Sachez que je mesure les spécificités de vos entreprises, que je viens de rappeler trop rapidement et les défis qu'elles doivent relever. Ils guident mon action. Le Ministère de l'agriculture, dont j'ai la responsabilité, est votre interlocuteur. Et, je souhaite une méthode de travail plus structurée entre nous. Je connais les relations régulières que vous avez avec mes services. Nous devons construire ensemble pour préparer au mieux les différentes échéances. Votre vison m'est aussi indispensable pour le projet que je porte pour l'agriculture. Et, je sais que vous partagez mes objectifs pour le débat qui va s'ouvrir sur la PAC : ceux d'une sécurité des approvisionnements en Europe et d'une nouvelle répartition des aides entre les productions. Je souhaite que nous puissions en reparler.

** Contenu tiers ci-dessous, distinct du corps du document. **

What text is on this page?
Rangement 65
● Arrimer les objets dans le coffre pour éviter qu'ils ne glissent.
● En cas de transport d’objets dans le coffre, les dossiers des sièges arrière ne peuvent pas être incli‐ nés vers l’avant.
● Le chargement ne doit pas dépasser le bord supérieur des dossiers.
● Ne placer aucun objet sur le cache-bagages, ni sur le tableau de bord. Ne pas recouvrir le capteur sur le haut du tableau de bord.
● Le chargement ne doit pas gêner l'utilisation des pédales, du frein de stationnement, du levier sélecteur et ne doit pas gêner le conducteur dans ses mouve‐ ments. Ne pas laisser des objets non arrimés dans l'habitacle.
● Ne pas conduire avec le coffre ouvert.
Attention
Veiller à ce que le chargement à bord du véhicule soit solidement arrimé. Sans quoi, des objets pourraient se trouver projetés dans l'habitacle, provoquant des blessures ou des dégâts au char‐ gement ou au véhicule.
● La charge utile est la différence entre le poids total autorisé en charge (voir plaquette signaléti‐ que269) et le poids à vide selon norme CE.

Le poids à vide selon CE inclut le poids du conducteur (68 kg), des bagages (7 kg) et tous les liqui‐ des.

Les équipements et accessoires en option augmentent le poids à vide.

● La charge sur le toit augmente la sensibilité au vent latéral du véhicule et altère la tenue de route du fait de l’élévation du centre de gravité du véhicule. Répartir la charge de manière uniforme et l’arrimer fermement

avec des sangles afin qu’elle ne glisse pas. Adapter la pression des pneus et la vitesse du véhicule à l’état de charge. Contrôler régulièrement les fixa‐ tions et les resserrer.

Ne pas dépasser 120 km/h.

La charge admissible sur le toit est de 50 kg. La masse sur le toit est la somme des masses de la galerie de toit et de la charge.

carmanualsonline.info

C'est pourquoi, je vous propose que nous nous rencontrions avec Philippe MANGIN, représentant les entreprises coopératives, pour aborder les questions spécifiques de votre secteur, tous les 2 mois. Et nous commencerons dès le mois d'avril.
- 2. Deuxième thème : les prix alimentaires et la future loi de modernisation de l'économie
Je sais à quel point les discussions sur cette loi, dont l'élaboration relève de la responsabilité de Luc CHATEL, qui sera avec vous en fin de matinée, vous préoccupent. Je sais que certains chiffres et certaines analyses sur l'évolution des prix alimentaires vous ont heurtés.
Je souhaite simplement vous donner mon analyse : nous avons eu, d'ailleurs, Monsieur le Président, l'occasion d'en discuter ensemble hier soir.
Sur l'analyse, j'ai le sentiment que l'on sous-estime l'impact du retournement des marchés de certaines matières premières agricoles : l'INSEE vient de donner les derniers chiffres : + 19 % pour les prix agricoles sur un an avec des pics à 30 % pour le lait et 43 % pour les céréales.
Nous nous étions habitués dans nos sociétés modernes, parce que les prix des produits agricoles étaient inscrits dans une baisse tendancielle depuis des décennies, à consacrer une part de notre budget de plus en plus faible à notre alimentation au point qu'elle atteint 14% aujourd'hui. Dans le même temps, nous sommes devenus de plus en plus exigeants en demandant à la fois qualité, diversité, sûreté et respect de l'environnement pour les produits que nous consommons. Les efforts considérables que vous avez engagés en matière de productivité dans vos entreprises et d'innovation sur les produits ont permis de concilier ces exigences apparemment contradictoires.
Mais les évolutions observées depuis l'été dernier nous rappellent que rien n'est acquis. Tout a un coût. Et il est légitime que vos entreprises, dés lors qu'elles le font de manière raisonnable et proportionnée, répercutent dans leurs prix de vente les augmentations de coûts des matières premières agricoles auxquelles elles doivent faire face. C'est une condition de leur pérennité.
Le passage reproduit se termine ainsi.